I was hoping there would be some kind of reception desk where I could find out everything I wanted to know in, say, ten minutes. After that -- well, I happen to have a great app on my phone that can get me out of any sticky situation. I can program it to send me a fake text message at a preset time, apparently calling me away on urgent and unmissable business.

Finding my way out of Clapham Junction and onto Lavender Hill was the hard part. The British have no concept of logical urban planning! But once I’d got the right street, it was easy enough to locate the Buddhist center. To my delight, I saw Inga’s Mercedes parked in the street close by. I hurried up to the entrance, then realized I’d almost forgotten the most important thing. I took out my phone, and carefully set the app to message me precisely ten minutes later.
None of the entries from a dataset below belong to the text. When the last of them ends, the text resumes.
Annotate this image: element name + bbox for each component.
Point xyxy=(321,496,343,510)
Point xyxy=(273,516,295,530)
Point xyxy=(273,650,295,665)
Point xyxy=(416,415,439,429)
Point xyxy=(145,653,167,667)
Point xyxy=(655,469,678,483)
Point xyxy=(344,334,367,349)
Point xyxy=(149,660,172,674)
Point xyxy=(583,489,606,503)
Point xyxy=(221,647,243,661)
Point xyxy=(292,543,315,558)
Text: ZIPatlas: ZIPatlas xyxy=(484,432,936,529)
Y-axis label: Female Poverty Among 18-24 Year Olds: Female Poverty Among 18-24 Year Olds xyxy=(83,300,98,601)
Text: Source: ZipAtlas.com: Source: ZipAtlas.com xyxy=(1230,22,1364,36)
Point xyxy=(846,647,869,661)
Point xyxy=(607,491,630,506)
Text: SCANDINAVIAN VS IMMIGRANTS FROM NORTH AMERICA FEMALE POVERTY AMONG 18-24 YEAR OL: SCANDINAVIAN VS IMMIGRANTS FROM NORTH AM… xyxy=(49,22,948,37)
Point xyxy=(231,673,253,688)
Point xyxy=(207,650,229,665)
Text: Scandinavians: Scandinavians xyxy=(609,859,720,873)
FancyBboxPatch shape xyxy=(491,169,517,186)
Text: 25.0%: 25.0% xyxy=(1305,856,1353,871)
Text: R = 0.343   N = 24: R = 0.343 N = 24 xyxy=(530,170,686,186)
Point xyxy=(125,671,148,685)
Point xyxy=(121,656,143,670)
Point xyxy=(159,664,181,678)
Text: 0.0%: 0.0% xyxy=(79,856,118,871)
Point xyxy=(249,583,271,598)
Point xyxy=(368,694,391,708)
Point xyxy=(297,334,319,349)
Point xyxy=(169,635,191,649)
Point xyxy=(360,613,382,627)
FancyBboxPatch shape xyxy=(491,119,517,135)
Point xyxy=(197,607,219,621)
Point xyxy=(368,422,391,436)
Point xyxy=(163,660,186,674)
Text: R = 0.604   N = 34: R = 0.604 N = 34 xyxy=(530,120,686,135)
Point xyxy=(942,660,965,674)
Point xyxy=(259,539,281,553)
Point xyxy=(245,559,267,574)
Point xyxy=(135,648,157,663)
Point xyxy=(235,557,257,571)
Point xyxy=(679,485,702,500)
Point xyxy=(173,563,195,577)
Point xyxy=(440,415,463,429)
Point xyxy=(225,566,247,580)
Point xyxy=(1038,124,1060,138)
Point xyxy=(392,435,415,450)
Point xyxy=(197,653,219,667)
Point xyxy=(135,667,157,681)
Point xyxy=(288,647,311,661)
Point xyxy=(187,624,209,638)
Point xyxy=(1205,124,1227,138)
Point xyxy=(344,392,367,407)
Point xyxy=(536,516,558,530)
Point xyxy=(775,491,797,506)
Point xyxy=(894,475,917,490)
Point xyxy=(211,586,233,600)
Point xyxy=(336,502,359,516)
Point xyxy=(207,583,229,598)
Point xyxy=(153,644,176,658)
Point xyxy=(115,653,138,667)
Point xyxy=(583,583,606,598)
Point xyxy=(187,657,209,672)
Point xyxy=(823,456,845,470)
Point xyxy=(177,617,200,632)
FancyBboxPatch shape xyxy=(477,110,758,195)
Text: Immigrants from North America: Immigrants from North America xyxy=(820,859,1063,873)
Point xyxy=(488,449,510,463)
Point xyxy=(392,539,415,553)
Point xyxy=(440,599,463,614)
As I’d hoped, there was a reception desk, attended by a middle-aged man with a distinctly effeminate manner. Possibly gay, but in any case not Inga’s type at all, so I was pretty sure there was no workplace romance going on there. That was good; I didn’t want her to have any serious emotional ties. As long as her sexual activity was restricted to the evening sessions I already knew about, I was sure I could cure her of the silly delusion that she was heterosexual.

The man -- his name was Elliott, according to the badge he was wearing -- looked up as I approached. “Can I help you?” he asked.

Hi, I’m a student from America,” I said. “Your library was recommended to me by a friend. And your librarian as well. Inga Seeliger, I think my friend said.”

“Inga? Yes, she’s the only librarian we have, and a most efficient one too. Very dedicated to her work. You’ll find her in the library as usual, at the top of those stairs there.” He indicated a plushly carpeted staircase on the other side of the lobby.

This was going faster than I’d expected, so I looked round to see if there was something I could use as a delaying tactic. And there was, most definitely. In addition to the various traditional Buddhist statues and tapestries on display, there were some very modern-looking paintings hanging on the walls. These were Buddhist-themed too, but done in the same strikingly original style as the paintings I’d seen on the wall of Inga’s apartment.

“Those paintings -- I was just admiring them,” I said. “They’re extremely impressive.”

“Oh, yes, We’re very proud of them,” Elliott replied brightly. “They’re Inga’s work, too.”

“She’s a professional artist?” I asked.

Elliott shook his head. “Oh, no, just a talented amateur. I don’t think it’s ever crossed her mind to ...”

At that point, the conversation was interrupted by an incoming-message sound from my phone. I looked at the screen, making a play of reading a long and increasingly exasperating message. Actually all it said was Good luck, Shelby.

“Oh no -- my boyfriend is such a klutz. I’m really sorry, but I’ll have to go and sort out yet another of his problems for him.” I got a weird kind of kick out of making these phony alter egos heterosexual. Actually, I’ve never had a boyfriend in my life.

“You’ll be back later?” Elliott asked.

“Oh yes,” I called back as I hurriedly exited through the door. But of course I wouldn’t be back; I’d already found out everything I needed to know in that one short visit.